I rooted through the bags Adrienne had brought for me. There was so much beautiful and luxurious clothing. Velvet skirts, cocktail dresses, silk scarves and, most important of all, Lycra dance dresses and tailored pants that I would be able to move in. I had already felt in that last dance session how hard it was to dance at a professional level in my regular clothing. I would hide these at the back of the closet at home, where Pa wouldn’t notice them.

I pulled on a black dance skirt with built-in panties; the skirt flared when I twirled. On top, I added a tight black camisole, and over that, a thin pink silk cardigan. I didn’t recognize myself when I looked in the mirror. The pink brought out the flush in my cheeks. I raised a hand to my face. Then I went into the ballroom for my first dance session as a professional.

That dance session, Simone was indisposed. I found out later that she was so furious about my being hired instead of Pierre that she’d walked out. After our class, one of the other dancers would train me. The first day, I had Nina as my teacher. She put a large yellow booklet in my hands.
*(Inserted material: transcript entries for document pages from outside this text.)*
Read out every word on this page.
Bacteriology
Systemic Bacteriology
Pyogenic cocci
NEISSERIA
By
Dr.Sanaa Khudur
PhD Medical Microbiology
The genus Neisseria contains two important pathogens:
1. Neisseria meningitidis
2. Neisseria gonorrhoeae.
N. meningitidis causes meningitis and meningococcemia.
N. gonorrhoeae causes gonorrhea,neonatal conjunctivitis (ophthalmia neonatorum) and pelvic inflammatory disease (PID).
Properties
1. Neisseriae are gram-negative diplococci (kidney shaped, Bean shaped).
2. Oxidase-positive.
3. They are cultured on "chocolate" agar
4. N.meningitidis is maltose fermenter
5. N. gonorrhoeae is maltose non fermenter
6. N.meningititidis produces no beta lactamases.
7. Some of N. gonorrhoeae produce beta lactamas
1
On the front, it read “The Avery Way” and it showed “Bronze, Silver, Gold, and Supreme Gold levels.” Inside was a long list of dances and the steps for each one at each level.

My spine was rigid.

“Relax,” Nina said, cracking her gum. She wasn’t allowed to chew it while teaching but they let her do it when she didn’t have a student. “You have time to learn all of this before your exam.”
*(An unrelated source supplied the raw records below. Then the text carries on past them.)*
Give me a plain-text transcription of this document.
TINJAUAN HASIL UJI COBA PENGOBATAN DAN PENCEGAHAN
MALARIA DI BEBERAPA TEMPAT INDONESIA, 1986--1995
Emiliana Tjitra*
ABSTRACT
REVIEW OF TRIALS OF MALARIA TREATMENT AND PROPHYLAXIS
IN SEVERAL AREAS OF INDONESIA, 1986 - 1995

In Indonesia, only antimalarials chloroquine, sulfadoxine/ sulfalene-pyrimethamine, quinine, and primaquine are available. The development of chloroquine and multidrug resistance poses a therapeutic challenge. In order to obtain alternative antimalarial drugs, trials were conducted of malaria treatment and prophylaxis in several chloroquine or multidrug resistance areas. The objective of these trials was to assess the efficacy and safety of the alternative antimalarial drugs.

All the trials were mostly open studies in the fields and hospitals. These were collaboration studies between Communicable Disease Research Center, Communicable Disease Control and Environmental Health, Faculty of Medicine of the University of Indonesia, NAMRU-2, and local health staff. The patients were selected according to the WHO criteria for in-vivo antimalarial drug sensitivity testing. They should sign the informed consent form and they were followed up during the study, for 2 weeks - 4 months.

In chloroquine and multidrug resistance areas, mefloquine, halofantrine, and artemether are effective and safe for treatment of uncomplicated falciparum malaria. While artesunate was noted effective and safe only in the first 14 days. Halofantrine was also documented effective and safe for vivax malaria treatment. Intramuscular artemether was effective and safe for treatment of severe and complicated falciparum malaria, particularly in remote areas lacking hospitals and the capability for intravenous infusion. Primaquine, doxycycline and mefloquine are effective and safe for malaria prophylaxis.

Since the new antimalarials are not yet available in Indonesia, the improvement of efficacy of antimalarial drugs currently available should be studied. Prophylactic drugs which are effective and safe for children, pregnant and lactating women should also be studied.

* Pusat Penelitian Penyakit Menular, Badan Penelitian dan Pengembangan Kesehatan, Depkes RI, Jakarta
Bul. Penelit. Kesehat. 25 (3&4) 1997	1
This was like school again. “What exam?”

“We’re all certified. You’ll be tested to confirm that you know all of these school figures perfectly—both parts, orientation, the count, everything. But don’t worry about that yet, just try to get the steps down. Let’s start with waltz today. Stand next to me, we’re both going to do man’s part first.”

I stood next to Nina and considered us both in the mirror. Nina was as lovely as ever, but for the first time, I didn’t look horrible either. I stood a bit straighter. Nina drew a large circle counterclockwise around the ballroom with her arm. “If you imagine that circle drawn onto the floor, then that is your line of dance, otherwise known as ‘LOD.’ The left-turning promenade step starts diagonally to the wall . . .”

The rest of the dance session passed in a blur for me. That first lesson, we covered about three steps each in all ten dances, doing both the man’s and the lady’s parts: foxtrot, waltz, tango, eastern and western swing, rumba, cha-cha, samba, mambo and merengue. I didn’t have any energy to wonder which ones I liked best.